Во всей гуманистической культуре наблюдается множественность, духовная раздробленность, какой-то разброд. "Наука превращается в науки". В философии и искусстве царят взаимно друг друга уничтожающие направления. Можно надеяться, что разрозненность временна; человеческий дух слишком жаждет единства.

"Итак, мы не можем признать гуманистическую культуру за высший продукт истории, за ее зрелый плод. Мы разумеем не количественную степень ее развития - конечно, она может еще далеко прогрессировать, но качественную недостаточность самых ее оснований, ее внерелигиозность и потому разрозненность и беспочвенность. Ее смутное стремление к единству есть стремление к утверждению религиозного, Божественного начала в жизни, которое было отвергнуто вместе со средневековой теократией. В ней, в этой теократии, была отвергнута не только ложная и насильственная историческая форма, но и содержавшаяся в ней хотя бы в намеке глубокая истина, именно, что религия, серьезно понятая и искренно принятая, не может и не должна мириться с ролью лишь одной из сторон жизни, где-нибудь в уголке, куда отводит ее покладистый протестантизм, с положением приживалки цивилизации.
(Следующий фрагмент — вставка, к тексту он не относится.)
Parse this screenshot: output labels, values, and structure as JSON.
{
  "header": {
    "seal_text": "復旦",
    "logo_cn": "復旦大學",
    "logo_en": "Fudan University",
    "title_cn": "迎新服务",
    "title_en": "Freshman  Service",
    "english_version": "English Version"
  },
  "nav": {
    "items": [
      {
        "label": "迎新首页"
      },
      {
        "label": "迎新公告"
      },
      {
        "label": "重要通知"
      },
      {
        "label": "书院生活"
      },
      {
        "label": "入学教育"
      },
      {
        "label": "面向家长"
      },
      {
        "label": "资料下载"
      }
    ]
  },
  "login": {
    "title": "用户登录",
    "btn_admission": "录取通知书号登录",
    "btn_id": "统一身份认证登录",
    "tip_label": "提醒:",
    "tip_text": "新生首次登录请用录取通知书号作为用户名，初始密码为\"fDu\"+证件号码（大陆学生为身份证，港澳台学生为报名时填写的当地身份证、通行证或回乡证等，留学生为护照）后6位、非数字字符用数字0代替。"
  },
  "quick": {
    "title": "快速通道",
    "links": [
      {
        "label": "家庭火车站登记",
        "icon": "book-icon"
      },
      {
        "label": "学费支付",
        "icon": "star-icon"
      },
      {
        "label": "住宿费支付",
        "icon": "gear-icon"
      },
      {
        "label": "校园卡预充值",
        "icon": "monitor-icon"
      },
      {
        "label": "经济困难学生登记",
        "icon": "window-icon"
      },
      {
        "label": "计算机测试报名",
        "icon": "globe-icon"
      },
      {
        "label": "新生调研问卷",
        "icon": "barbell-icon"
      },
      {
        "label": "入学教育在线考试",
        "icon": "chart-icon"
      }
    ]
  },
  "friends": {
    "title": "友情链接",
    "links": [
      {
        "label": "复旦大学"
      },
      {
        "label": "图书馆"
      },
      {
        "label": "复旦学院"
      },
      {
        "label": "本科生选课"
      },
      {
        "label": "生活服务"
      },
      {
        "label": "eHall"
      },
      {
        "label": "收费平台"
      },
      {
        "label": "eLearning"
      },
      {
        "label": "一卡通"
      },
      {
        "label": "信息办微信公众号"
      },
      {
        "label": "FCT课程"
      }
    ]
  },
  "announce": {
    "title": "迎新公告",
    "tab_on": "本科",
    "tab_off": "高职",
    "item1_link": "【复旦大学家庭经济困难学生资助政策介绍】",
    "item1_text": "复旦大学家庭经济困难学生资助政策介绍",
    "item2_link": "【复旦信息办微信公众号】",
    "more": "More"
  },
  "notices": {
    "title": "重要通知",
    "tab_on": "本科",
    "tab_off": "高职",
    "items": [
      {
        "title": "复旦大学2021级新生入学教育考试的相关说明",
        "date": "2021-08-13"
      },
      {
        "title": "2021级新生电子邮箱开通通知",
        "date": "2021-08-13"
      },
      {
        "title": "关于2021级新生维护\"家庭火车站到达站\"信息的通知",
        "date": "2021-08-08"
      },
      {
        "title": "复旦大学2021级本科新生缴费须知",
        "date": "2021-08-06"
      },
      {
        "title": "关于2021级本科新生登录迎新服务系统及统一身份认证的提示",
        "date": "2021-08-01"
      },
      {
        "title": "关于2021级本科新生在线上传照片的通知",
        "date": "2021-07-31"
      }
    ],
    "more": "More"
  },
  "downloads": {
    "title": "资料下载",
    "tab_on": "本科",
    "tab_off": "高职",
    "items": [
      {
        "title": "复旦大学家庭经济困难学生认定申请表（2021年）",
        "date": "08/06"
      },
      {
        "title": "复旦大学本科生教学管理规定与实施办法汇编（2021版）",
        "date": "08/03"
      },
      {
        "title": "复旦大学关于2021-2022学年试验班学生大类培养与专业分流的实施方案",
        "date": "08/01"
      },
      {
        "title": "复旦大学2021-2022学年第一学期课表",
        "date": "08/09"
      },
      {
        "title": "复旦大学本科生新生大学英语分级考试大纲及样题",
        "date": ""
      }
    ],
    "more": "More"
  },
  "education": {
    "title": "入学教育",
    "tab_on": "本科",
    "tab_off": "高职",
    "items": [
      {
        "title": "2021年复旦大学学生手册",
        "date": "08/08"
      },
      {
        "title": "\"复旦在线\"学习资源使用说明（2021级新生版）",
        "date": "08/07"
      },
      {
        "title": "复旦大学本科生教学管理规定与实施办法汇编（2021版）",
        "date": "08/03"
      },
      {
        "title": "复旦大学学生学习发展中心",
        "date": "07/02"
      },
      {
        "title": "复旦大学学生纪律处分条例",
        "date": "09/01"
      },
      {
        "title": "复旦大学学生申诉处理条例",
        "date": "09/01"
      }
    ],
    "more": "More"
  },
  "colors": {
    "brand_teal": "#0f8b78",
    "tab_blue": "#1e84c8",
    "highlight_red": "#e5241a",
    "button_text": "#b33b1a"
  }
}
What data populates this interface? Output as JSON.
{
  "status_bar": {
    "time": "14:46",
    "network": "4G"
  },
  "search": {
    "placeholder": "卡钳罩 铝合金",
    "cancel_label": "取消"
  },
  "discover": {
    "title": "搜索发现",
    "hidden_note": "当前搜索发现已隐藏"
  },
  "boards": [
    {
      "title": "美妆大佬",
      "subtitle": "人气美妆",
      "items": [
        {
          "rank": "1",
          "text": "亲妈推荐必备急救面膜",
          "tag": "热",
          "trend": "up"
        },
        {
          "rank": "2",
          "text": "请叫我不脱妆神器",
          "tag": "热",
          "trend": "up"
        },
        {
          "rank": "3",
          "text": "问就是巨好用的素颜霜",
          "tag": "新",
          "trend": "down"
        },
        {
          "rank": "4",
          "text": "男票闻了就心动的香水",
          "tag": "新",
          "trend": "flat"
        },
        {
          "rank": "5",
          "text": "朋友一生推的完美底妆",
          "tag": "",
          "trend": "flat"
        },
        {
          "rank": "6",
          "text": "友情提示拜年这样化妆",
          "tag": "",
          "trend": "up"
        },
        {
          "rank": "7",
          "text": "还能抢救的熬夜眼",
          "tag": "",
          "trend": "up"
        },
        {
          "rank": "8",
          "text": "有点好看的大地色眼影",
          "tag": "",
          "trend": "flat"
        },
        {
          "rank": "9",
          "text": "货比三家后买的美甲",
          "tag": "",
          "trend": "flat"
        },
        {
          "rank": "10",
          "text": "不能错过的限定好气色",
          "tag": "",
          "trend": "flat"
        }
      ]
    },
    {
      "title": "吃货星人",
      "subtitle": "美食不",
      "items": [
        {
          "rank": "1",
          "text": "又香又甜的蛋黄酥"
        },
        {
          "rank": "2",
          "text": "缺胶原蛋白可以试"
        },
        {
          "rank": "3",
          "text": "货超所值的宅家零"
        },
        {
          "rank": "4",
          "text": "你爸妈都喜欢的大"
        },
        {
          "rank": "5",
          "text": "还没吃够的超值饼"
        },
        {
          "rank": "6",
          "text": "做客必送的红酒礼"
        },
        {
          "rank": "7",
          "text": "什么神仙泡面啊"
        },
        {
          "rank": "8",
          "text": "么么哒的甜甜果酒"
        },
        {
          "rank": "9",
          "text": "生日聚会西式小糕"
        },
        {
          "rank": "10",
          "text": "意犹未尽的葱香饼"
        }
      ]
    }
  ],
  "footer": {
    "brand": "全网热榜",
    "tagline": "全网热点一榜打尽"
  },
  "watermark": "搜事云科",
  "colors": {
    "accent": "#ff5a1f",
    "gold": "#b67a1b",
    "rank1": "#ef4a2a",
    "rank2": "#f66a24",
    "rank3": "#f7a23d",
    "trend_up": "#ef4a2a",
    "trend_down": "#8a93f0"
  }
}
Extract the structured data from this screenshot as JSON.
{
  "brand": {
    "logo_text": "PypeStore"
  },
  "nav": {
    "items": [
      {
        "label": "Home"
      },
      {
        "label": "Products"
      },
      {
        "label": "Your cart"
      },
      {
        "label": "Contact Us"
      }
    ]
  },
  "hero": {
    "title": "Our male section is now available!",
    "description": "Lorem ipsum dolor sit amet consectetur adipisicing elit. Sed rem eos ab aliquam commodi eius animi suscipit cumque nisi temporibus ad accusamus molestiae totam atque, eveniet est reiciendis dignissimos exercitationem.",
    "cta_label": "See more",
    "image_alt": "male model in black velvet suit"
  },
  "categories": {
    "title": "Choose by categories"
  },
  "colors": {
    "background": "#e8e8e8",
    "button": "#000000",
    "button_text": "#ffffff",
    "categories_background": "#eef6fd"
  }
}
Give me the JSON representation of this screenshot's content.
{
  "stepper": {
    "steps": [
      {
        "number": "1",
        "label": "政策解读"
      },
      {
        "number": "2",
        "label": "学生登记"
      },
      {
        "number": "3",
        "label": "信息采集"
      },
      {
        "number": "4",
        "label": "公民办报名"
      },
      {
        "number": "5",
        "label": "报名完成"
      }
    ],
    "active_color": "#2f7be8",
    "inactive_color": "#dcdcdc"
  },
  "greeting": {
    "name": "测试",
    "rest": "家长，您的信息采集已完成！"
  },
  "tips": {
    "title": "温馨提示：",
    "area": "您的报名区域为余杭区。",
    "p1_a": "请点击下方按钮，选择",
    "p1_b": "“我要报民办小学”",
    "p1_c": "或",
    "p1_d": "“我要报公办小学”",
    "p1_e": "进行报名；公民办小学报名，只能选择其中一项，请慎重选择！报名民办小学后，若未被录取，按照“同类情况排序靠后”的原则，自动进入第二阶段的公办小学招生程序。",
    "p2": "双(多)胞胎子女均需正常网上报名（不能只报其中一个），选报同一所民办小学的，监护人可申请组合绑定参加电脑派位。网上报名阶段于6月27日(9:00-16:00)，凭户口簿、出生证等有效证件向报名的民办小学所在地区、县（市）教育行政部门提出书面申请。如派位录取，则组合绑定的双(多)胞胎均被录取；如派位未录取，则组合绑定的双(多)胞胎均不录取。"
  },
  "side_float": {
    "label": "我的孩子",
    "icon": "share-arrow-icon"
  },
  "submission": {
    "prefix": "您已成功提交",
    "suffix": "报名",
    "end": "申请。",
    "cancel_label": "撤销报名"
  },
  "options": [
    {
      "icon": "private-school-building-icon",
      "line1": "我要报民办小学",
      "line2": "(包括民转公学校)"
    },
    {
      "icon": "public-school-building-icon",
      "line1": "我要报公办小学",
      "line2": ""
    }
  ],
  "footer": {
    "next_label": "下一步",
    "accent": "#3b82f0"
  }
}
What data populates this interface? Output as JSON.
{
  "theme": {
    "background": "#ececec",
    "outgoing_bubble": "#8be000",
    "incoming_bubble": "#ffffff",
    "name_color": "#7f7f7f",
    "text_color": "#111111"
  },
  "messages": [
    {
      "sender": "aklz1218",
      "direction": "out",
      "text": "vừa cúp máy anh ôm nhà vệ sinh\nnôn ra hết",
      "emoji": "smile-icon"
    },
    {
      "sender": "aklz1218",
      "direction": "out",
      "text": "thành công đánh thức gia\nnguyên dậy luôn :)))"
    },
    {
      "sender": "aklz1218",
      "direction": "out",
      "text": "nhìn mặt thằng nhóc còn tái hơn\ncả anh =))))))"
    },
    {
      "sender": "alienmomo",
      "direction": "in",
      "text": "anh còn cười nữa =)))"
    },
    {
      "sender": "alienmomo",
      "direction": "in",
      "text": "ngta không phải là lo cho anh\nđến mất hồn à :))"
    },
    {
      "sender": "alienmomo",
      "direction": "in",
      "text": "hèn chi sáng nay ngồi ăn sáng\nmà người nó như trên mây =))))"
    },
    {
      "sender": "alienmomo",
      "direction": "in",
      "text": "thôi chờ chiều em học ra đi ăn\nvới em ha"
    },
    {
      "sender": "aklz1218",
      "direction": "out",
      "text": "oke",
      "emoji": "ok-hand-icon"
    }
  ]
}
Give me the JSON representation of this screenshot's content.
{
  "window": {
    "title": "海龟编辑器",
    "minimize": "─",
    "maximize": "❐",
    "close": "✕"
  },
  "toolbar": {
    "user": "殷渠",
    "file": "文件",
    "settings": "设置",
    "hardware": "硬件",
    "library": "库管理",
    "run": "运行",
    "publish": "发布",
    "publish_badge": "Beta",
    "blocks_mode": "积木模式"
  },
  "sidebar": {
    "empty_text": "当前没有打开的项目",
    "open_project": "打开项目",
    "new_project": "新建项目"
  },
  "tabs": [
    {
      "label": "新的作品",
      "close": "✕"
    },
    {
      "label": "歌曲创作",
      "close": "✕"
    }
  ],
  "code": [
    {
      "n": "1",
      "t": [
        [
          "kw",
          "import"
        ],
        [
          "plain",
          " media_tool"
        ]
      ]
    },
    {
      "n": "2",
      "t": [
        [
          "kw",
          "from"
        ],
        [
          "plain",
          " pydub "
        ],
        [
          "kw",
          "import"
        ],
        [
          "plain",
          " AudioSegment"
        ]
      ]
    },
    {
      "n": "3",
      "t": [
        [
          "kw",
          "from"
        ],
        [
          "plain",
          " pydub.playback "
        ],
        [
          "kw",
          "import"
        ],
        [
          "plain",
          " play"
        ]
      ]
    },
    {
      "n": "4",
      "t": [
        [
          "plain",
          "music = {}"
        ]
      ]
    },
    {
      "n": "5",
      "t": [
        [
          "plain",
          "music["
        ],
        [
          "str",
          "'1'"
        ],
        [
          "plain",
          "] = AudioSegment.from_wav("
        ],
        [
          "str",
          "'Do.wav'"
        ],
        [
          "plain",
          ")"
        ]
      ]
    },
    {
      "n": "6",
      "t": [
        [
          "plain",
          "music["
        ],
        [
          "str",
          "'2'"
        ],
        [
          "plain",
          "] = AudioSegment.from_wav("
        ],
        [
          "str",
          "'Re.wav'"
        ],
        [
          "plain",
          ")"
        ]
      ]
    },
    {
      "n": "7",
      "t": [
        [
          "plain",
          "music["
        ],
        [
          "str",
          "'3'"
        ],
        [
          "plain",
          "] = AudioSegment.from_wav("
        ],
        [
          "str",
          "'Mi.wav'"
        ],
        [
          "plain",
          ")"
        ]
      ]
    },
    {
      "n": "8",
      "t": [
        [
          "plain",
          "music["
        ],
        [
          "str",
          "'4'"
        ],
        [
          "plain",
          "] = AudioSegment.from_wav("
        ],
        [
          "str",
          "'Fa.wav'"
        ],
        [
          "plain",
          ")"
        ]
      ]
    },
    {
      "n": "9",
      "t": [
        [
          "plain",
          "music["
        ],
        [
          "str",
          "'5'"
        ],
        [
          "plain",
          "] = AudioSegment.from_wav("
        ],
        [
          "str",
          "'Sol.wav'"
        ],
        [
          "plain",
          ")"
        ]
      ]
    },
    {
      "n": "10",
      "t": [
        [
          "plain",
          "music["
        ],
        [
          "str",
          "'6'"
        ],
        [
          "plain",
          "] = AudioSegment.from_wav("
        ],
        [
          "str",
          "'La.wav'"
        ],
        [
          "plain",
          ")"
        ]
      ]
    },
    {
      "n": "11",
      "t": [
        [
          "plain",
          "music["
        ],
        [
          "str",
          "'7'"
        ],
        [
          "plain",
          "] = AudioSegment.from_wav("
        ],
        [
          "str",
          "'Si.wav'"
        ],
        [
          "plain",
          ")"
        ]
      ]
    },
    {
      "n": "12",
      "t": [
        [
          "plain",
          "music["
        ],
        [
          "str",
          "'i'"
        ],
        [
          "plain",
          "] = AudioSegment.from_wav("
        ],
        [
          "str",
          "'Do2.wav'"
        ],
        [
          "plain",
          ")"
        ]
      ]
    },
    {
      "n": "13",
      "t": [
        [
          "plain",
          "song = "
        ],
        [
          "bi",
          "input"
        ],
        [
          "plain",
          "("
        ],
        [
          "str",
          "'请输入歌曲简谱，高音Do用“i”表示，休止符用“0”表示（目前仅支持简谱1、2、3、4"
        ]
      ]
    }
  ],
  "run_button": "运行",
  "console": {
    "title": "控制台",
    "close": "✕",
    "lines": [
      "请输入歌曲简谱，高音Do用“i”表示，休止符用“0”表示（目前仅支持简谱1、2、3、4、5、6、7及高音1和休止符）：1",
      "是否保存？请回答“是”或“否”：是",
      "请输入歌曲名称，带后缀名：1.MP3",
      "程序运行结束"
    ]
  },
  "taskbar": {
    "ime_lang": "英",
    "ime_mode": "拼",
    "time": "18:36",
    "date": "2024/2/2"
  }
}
Нет, она неизбежно должна стремиться схватить все и освятить всю жизнь".

"Зрелым плодом истории можно признать только свободное торжество Божественного начала в свободном человеческом творчестве, как это вытекает из богочеловеческого характера исторического процесса. Религиозная общественность, религиозная культура, внутреннее единство в проявленной множественности - вот тот плод, который зреет в истории, хотя, может быть, окончательное его созревание лежит уже за ее пределами, под "новым небом" и на "новой земле". Для христианского мировоззрения иной философии истории быть не может.

Развертывающийся пред нами процесс истории обосновывает и проясняет наши чаяния новой, религиозной общественности, жажда которой уже начинает томить людей. Синтез средних веков и нового времени даст только грядущее возрождение Церкви, в котором и разрешатся противоречия истории. Возрожденная Церковь явит в себе не только церковь-храм, но и церковь-человечество, церковь-культуру, церковь-общественность. То обстоятельство, что подобные предчувствия и алкания начинают уже волновать людей, есть явный знак, что гуманистическая эпоха если уже не приблизилась, то приближается к моменту своей полной зрелости, за которым начинается жизнь богочеловечества, человекобогов с Богочеловеком".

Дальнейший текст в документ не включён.